Ayala Zacks Abramov, a collector of modern and Israeli art who gave scores of works to museums in Israel and Canada, died Aug. 29 at 99 in Tel Aviv.
Abramov collected works by Delacroix, Corot, Pissarro, Gauguin, Rodin, Picasso, Matisse, Kandinsky, Chagall, Paul Klee and Giacometti. She collected the works of Israeli artists such as classic painters Marcel Janco, Mordecai Ardon, Reuven Rubin and Anna Ticho, as well as contemporary Israelis Ofer Lalush, Liliane Klapisch, Yigal Tumarkin and Joseph Zaritsky.
"In contrast to [Isabella Stewart] Gardner and [Henry Clay] Frick, who specialized in old masters, she bought works by 20th-century artists during their lifetimes and also developed personal relationships with them," said Doron Luria of the Tel Aviv Museum of Art. "This is the difference between a historical collector and a collector who buys what they love."
Luria said Abramov was "an unforgettable woman who goes around with a little lap dog … more like a patroness from the House of Medici who would arrive at da Vinci’s studio and ask him what was new. This is a breed of collector that has vanished from the world, and there is nothing like it today.”
The Israel Museum honored her on her 80th birthday with a special exhibit from her collection. Museum director James Snyder said that Abramov was “one of the most important patrons of modern art in the world, and one of the greatest patrons and most devoted supporters of modern Israeli art.”
The Tel Avi and Israel museums were named in her will.
Canada’s York University has the Samuel J. Zacks Art Gallery, named for her second husband, a successful businessman and artist.
Abramov, whose full name was Ayala Ben Tovim Fleg Zacks Abramov, was born in Jerusalem to one of the city’s most well-known and well-to-do families.
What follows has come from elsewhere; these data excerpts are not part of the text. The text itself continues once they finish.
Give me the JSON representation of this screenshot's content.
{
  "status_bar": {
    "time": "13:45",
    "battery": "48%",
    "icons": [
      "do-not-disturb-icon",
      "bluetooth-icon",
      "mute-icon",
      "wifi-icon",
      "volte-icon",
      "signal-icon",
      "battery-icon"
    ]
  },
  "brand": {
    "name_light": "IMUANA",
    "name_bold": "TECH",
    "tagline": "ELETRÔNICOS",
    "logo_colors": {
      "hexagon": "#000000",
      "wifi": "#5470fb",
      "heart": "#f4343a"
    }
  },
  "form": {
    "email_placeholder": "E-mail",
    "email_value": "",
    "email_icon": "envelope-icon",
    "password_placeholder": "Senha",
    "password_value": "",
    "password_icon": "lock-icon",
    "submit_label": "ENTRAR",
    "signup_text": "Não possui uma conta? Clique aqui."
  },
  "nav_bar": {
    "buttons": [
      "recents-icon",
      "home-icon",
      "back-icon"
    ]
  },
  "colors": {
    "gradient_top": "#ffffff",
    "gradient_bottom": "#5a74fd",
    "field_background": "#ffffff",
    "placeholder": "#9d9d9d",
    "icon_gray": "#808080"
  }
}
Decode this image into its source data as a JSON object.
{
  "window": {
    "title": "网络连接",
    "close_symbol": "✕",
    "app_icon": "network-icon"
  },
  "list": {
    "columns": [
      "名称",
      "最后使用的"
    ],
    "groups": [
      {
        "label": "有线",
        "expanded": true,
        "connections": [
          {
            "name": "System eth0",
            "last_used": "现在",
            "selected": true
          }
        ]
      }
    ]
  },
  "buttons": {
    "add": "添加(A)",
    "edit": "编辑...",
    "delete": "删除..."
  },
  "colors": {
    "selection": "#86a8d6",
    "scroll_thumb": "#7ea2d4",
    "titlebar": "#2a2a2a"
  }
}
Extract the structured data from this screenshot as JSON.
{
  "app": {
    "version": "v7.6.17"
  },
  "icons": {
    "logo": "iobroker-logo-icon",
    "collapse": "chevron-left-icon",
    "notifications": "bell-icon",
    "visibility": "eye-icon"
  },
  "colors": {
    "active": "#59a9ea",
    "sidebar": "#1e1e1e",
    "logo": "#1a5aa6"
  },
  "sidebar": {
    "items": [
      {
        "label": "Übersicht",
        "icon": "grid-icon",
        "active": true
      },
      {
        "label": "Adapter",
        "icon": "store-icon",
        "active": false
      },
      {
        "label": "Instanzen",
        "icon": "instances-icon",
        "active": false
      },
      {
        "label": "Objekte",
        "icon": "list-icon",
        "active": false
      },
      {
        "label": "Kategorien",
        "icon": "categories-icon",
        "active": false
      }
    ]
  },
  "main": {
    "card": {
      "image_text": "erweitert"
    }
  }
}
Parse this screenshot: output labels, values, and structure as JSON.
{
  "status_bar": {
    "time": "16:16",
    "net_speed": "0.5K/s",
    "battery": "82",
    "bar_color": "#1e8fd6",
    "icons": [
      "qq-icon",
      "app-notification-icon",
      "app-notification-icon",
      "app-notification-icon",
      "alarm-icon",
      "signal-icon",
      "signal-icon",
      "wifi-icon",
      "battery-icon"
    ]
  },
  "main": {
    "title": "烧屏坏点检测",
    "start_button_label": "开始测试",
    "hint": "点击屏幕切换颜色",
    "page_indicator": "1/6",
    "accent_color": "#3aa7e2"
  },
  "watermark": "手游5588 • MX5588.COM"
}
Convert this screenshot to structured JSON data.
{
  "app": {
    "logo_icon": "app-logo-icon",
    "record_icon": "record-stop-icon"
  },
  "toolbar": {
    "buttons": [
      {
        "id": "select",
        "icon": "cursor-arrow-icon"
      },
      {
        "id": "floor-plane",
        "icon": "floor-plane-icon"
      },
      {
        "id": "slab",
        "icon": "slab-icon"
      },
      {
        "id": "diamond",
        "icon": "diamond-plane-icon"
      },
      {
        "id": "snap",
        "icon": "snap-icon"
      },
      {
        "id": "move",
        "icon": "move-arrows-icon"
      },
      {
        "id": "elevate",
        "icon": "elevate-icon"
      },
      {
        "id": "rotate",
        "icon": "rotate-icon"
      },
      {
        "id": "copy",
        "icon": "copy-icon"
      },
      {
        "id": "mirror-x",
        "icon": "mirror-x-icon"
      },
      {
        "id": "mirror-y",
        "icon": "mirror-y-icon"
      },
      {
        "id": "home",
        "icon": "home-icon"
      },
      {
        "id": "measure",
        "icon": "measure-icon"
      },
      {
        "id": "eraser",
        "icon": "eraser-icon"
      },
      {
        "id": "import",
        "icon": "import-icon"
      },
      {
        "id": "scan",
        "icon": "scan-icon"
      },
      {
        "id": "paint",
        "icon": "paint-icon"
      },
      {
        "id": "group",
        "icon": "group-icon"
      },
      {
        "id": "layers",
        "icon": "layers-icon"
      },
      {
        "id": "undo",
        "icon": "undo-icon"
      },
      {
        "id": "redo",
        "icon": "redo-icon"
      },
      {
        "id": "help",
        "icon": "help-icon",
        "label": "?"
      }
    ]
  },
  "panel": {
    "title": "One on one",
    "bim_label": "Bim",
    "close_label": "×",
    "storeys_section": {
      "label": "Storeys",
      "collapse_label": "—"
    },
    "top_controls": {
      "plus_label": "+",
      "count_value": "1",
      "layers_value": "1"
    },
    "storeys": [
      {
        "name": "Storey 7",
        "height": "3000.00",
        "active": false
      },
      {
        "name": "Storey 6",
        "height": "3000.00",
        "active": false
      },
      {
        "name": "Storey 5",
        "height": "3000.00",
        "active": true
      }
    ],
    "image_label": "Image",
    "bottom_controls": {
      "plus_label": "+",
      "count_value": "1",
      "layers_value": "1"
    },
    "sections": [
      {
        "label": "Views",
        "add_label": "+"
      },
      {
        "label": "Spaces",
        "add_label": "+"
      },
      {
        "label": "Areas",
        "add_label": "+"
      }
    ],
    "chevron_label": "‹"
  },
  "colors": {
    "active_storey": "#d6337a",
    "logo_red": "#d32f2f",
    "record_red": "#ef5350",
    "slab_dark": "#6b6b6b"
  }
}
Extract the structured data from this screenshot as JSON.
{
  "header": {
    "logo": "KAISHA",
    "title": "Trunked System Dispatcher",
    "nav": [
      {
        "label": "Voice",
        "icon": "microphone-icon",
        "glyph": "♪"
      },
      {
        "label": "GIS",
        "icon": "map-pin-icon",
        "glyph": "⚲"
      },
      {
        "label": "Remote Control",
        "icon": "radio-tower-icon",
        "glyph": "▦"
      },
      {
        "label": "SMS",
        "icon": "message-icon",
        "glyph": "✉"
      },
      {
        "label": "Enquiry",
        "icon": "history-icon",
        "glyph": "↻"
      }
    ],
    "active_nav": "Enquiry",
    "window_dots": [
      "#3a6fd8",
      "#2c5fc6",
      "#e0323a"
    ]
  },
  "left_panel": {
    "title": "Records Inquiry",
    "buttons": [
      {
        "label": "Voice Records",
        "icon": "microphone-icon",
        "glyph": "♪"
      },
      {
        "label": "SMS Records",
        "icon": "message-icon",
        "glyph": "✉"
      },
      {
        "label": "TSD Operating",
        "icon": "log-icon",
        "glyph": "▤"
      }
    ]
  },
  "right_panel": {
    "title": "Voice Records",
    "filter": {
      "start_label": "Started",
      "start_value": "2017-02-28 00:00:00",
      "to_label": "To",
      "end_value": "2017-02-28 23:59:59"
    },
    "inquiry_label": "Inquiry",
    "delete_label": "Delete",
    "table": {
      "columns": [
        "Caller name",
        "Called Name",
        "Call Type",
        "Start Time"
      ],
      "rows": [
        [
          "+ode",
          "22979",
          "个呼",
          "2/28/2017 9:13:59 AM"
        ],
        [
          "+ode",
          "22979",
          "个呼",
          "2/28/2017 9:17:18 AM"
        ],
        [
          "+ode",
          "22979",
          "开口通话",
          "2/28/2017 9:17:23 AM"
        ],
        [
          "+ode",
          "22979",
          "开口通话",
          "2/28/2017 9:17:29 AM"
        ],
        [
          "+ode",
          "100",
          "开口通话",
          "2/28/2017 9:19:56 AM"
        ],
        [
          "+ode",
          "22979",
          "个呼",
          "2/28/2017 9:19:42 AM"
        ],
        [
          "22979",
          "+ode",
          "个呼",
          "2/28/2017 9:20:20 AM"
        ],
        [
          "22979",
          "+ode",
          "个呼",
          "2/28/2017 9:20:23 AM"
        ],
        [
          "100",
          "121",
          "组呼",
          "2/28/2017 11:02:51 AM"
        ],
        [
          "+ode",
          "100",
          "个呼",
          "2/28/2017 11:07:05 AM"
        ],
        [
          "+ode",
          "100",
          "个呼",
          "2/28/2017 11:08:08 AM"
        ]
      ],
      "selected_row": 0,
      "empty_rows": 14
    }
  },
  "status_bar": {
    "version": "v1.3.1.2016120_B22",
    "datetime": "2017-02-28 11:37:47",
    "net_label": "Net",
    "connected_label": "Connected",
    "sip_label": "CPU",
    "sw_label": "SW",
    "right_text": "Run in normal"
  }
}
She was educated in prestate Palestine, London and Paris, where she married her first husband, Maurice Fleg. She joined the French Resistance after Fleg was killed in action in 1940. She married Samuel Zacks, a Canadian financier, Zionist and art collector, in 1947.
They collected art of the School of Paris, which included many Jewish artists such as Mane-Katz, Soutine, Chagall, Jules Pascin and Camille Pissaro, as well as Canadian and Israeli art and antiquities. In 1956 they gave a collection of Canadian art to Queen’s University. Other Canadian museums that received gifts included the Royal Ontario Museum and the Art Gallery of Ontario.
Abramov continued to live in Canada after Zacks died in 1970. She returned to Israel following her 1976 marriage to Minsk-born Zalman Abramov, an international lawyer and politician, who was a Likud Party member of the Israeli Knesset from 1959 to 1977. Together they continued their art patronage, and she maintained the efforts following his death in 1997.